In my last article I steered away from talking about this as I felt that the less publicity the better, but why? I wouldn’t want to be a Veganuary propagandist this January, even though they can rely on great media coverage feeding into the fantasy that mock meats are awash in our supermarkets and are pushing meat into extinction.
Meat sales are most definitely up over the past six to 12 months. In 2021 we spent an extra £600 million on meat compared with 2020, a 5.3% increase in sales value. The anti-meat lobbyists’ mission is to halve our meat consumption by 2030, but this looks set to fail.
Plant-based, look-a-like meat that costs the earth and I’m sure tastes disgusting may be taking up more shelf space at the supermarkets, but the local farm shops and butchers are still doing a roaring trade. In a month where the UK would produce the least amount of home-produced fresh fruit and veg, why promote Veganuary?
Mexico now makes more money from exporting avocados than it does from petroleum. The popularity of avocado has encouraged illegal deforestation to enable the plantation of more avocado trees. Is this environmentally friendly? Is this sustainable?

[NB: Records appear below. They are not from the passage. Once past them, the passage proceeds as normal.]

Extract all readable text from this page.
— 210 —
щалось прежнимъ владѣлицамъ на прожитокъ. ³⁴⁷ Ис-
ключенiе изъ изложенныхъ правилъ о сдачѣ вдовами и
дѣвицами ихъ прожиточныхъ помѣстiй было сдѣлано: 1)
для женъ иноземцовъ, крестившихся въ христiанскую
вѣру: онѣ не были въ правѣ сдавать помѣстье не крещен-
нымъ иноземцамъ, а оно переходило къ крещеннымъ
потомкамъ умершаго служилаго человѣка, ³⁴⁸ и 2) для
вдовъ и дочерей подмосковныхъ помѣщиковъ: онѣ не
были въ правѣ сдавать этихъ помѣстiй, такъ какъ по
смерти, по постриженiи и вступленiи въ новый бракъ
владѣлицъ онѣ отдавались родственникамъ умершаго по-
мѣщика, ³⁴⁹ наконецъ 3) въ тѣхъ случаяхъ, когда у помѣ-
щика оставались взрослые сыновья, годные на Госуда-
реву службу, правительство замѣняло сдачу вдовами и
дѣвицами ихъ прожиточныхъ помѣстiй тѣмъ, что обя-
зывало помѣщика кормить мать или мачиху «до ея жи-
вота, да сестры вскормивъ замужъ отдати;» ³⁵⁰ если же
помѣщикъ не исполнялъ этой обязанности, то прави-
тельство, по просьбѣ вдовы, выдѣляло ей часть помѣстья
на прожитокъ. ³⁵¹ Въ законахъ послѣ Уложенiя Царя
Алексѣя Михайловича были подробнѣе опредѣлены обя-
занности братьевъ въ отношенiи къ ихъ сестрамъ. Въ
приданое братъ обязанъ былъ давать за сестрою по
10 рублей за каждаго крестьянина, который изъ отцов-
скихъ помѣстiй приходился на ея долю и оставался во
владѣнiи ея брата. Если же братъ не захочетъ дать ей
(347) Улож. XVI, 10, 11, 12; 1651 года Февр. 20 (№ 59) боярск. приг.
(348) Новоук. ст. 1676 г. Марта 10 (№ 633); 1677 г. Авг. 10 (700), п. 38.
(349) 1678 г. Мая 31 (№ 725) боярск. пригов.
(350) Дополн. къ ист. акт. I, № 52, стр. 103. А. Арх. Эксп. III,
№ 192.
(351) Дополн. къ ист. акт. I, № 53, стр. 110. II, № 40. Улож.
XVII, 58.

The key word in everything we do nowadays is sustainability. In the month of January I decided that we would reduce our reliance on single-use plastic. We could only use the plastic that we already had in the house. Oops, I can now confirm that it is nearly impossible to stop using plastics at all. The list of food that is packed in plastic seemed to be never-ending.
I found a fabulous shop in the local town where I could take my containers and fill up with the essentials, but is this environmentally friendly? A 20-mile round trip and I found I could only achieve 20% of my weekly shop; then a trip to the supermarket on top.
A cucumber wrapped in plastic will last approximately two weeks longer than a naked one. Whether or not you opt for plastic-free fruit and veg could depend on how often you shop. If you shop daily, it’s far easier to go plastic free than if you shop twice a month. If you don’t shop regularly, feel no guilt if you buy the plastic wrapped cucumber as it is better environmentally and financially to make it last longer than have it go to waste.
Food waste, or should I say sell-by/use-by dates, also have complications. A rule in our house is that if it looks good and smells good, eat it. Yogurts last for an age, as do many of the products with a short sell-by date; a little bit of mould hasn’t done any of my children any harm – although, they would probably disagree. Having slightly over ordered on the parsnips for Christmas, the freezer is now full of curried parsnip soup. Waste not, want not.